1925 With a major order for Opel’s "Laubfrosch" the foundation stone is laid for Honsel’s success story in the automotive industry. Engine components are manufactured in aluminium.
1929 With the building of the die casting shop, the technology portfolio is extended by a new manufacturing method.
1933 Honsel die-casts magnesium for the first time. In the first production series engine and transmission parts are cast.
1941 Series production of cylinder heads and housings for aircraft engines ramps up.
1958 The first extrusion plant is built in Meschede.
1970s Honsel’s engineers develop a die-cast housing for bus transmissions from ZF. The first Daimler truck transmission housing is produced in permanent mould casting during the same decade.
1973 The extrusion plant is opened in Soest near Meschede.
1980s For Volvo, the company produces 4-, 5- and 6-cylinder engine blocks.

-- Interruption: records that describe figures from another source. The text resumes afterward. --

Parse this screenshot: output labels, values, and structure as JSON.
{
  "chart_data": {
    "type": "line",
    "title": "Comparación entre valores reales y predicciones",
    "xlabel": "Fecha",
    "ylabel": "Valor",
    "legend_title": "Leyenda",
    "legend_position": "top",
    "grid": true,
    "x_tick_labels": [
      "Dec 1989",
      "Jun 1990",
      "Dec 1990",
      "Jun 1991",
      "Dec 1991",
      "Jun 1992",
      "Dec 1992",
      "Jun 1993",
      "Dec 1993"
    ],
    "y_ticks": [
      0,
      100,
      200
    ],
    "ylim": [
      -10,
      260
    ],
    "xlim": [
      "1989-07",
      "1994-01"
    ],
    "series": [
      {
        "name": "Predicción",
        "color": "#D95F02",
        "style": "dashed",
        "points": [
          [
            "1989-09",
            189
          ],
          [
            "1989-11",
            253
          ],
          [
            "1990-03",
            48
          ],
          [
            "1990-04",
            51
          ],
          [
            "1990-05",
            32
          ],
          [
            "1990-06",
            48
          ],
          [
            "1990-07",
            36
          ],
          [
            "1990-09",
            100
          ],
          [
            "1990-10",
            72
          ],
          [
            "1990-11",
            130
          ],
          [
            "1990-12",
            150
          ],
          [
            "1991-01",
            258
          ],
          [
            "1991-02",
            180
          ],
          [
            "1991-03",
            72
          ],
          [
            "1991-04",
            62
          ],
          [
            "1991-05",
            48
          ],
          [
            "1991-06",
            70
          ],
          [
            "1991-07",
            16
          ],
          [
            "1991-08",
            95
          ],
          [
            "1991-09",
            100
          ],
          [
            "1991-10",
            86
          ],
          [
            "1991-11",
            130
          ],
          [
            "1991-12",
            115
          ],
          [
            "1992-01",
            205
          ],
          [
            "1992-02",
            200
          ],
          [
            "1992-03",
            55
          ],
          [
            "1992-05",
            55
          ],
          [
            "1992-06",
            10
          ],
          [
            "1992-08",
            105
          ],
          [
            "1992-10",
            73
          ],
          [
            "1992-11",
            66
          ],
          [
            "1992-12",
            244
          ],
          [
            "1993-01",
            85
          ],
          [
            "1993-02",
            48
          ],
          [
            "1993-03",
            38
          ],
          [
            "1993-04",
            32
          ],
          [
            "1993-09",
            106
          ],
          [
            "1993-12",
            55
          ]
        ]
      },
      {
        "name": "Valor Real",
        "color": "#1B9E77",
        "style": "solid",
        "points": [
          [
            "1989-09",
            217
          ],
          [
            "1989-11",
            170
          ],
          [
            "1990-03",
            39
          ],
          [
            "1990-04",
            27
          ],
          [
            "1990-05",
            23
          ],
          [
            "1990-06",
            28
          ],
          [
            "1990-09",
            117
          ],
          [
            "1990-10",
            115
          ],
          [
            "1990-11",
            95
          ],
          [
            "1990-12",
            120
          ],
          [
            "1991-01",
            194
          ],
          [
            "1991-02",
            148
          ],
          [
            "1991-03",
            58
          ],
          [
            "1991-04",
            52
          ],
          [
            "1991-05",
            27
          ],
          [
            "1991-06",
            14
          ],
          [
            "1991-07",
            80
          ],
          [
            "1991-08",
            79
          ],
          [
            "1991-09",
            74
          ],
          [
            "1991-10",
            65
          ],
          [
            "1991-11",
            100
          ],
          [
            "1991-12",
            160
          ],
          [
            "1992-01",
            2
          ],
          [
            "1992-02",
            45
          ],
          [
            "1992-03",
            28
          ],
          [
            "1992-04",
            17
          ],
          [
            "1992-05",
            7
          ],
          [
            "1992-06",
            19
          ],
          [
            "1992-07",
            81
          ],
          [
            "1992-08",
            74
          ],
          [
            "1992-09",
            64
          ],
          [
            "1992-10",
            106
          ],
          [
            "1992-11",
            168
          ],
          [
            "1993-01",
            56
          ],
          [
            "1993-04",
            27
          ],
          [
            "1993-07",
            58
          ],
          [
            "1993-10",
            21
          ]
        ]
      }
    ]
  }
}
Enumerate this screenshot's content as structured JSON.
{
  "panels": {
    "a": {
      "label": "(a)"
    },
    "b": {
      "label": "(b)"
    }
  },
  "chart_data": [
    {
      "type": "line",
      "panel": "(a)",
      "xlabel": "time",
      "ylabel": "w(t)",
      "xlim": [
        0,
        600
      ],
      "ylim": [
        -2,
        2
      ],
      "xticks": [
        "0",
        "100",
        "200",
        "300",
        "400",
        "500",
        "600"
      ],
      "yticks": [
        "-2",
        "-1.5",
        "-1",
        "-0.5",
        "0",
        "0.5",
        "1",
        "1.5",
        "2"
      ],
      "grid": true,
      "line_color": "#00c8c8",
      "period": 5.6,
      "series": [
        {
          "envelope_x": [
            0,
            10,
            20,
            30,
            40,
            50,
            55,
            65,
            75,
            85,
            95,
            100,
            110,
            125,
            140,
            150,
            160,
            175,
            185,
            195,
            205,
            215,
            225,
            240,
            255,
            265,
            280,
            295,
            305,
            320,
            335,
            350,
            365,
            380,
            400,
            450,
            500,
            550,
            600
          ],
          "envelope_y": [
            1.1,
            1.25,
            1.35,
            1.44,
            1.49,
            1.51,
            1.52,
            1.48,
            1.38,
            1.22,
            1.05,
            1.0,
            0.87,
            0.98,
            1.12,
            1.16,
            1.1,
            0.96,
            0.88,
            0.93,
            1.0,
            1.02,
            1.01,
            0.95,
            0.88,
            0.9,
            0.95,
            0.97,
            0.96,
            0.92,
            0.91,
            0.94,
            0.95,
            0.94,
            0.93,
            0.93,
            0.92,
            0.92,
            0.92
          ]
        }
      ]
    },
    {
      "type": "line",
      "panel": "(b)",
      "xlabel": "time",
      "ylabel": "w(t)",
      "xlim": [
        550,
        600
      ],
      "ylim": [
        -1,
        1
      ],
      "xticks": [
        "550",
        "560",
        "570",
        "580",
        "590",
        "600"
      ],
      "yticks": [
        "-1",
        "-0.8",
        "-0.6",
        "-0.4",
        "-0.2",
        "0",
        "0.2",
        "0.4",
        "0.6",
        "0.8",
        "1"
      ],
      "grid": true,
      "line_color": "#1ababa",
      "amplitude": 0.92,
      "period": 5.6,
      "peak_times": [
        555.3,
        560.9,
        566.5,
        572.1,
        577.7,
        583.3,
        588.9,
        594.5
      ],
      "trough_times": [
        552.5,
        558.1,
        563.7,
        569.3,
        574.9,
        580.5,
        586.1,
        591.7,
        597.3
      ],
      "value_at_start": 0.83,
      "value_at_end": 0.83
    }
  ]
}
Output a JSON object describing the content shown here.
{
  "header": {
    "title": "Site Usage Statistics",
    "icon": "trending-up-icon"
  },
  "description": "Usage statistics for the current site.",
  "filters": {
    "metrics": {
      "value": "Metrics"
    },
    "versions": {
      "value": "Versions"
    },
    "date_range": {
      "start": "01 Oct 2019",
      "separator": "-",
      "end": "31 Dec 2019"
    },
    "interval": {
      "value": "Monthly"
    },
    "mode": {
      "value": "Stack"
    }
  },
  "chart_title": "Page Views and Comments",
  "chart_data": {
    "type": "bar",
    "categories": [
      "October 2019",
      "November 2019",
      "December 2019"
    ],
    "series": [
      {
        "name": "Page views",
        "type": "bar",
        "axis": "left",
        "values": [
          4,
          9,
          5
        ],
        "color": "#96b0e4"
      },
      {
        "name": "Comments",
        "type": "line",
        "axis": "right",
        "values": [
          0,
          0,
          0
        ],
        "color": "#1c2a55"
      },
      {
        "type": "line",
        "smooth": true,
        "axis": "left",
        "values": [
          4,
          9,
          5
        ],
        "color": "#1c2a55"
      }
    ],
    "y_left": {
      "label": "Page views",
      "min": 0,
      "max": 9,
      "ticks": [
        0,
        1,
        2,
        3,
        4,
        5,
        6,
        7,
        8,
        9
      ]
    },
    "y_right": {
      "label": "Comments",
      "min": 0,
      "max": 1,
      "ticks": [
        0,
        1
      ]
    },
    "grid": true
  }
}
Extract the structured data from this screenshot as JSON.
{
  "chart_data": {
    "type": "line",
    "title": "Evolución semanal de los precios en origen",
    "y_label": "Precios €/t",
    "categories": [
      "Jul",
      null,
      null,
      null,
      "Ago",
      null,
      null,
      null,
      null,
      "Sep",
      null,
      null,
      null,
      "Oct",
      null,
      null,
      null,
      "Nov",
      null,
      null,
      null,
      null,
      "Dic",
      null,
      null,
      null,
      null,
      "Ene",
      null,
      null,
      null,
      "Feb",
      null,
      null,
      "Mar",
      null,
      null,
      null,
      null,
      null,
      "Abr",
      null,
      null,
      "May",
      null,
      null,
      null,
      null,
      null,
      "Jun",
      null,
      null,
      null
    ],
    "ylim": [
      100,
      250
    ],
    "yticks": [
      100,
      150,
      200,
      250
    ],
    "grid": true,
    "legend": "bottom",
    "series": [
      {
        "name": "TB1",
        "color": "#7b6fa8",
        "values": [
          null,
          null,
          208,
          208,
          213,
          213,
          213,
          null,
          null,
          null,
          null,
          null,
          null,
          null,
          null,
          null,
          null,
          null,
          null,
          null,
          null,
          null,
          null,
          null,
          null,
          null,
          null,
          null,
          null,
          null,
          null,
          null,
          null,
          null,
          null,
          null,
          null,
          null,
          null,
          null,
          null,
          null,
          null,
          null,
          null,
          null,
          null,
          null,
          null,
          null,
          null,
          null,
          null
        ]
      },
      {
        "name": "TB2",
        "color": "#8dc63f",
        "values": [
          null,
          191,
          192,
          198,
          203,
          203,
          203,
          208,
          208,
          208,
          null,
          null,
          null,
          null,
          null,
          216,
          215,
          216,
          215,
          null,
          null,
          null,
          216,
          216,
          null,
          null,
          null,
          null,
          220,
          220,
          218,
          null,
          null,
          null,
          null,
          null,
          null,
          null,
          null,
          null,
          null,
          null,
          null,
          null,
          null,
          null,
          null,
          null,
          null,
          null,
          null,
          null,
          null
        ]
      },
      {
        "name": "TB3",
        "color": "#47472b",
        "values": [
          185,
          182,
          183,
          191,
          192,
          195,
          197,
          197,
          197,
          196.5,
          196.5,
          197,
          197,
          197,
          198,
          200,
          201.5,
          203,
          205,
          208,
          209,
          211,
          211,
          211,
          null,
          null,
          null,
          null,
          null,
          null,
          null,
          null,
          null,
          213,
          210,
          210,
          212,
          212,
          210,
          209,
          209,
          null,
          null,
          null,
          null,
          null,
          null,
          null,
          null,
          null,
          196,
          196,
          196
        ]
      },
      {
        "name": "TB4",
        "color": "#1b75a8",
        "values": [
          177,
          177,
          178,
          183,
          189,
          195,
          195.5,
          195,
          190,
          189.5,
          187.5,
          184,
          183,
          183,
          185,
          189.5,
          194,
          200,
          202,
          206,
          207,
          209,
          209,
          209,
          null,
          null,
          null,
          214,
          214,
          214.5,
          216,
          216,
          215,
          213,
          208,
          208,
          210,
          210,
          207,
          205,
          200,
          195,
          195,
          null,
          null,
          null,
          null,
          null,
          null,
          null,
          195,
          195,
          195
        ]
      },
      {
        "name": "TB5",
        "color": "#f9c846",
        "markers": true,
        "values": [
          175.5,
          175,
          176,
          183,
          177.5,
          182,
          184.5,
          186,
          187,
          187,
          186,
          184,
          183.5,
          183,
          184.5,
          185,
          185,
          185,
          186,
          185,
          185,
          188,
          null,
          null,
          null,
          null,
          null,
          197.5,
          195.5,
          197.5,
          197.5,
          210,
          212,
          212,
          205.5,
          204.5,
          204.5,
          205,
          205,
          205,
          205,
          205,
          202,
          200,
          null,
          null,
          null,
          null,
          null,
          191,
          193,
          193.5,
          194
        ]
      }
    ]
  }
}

1982 Honsel acquires the company Mönig in Nuttlar. This family business is specialized in tool and die making. With the purchase, Honsel expands its technology portfolio by a core module and becomes much less dependent on its suppliers.
1989 Honsel goes onto the stock market.
1995 With heat treatment of die cast parts, Honsel opens up new possibilities for the carmakers. The first heat-treated die-cast component is an integral carrier for Daimler.
1995 Honsel continues to build up its capacities in Europe with the purchase of the die casting plant in Nuremberg and the laying of the foundation stone for the building of Fonderie Lorraine S.A.S.
1999 The financial investor Carlyle Group buys the Honsel Group and begins building up Honsel International Technologies (HIT).
2001 The production of V6 engine blocks for Daimler begins.
2003 Together with Daimler, Honsel develops the magnesium housing for the new 7-speed automatic transmission. Without significantly more weight than the 5-speed automatic transmission used up to then, the E- and S-classes get two additional gears.
2004 Honsel International Technologies is taken over by Ripplewood Holdings Japan International (RHJI).
2005 Honsel delivers the Short I6 engine blocks and cylinder heads to Volvo almost ready to install. The production systems built up especially for them are a paramount example of increased manufacturing depth in the casting business.
2007 The acquisition of Tafime is a clear signal that Honsel is pursuing its international direction rigorously. The sites in Spain, and especially in Mexico, strengthen its position as a global and dependable partner to its customers.
2009 Honsel proves its innovative power yet again and successfully develops its own technology to manufacture engine blocks with coated cylinder linings.
2011 Closing after insolvency accomplished: Martinrea International purchased the assets of the plants Meschede, Soest and Nuttlar through its new subsidiary Martinrea Honsel Germany GmbH. The plants in Spain, Mexico and Brazil are also aquired by other subsidiaries of Martinrea International.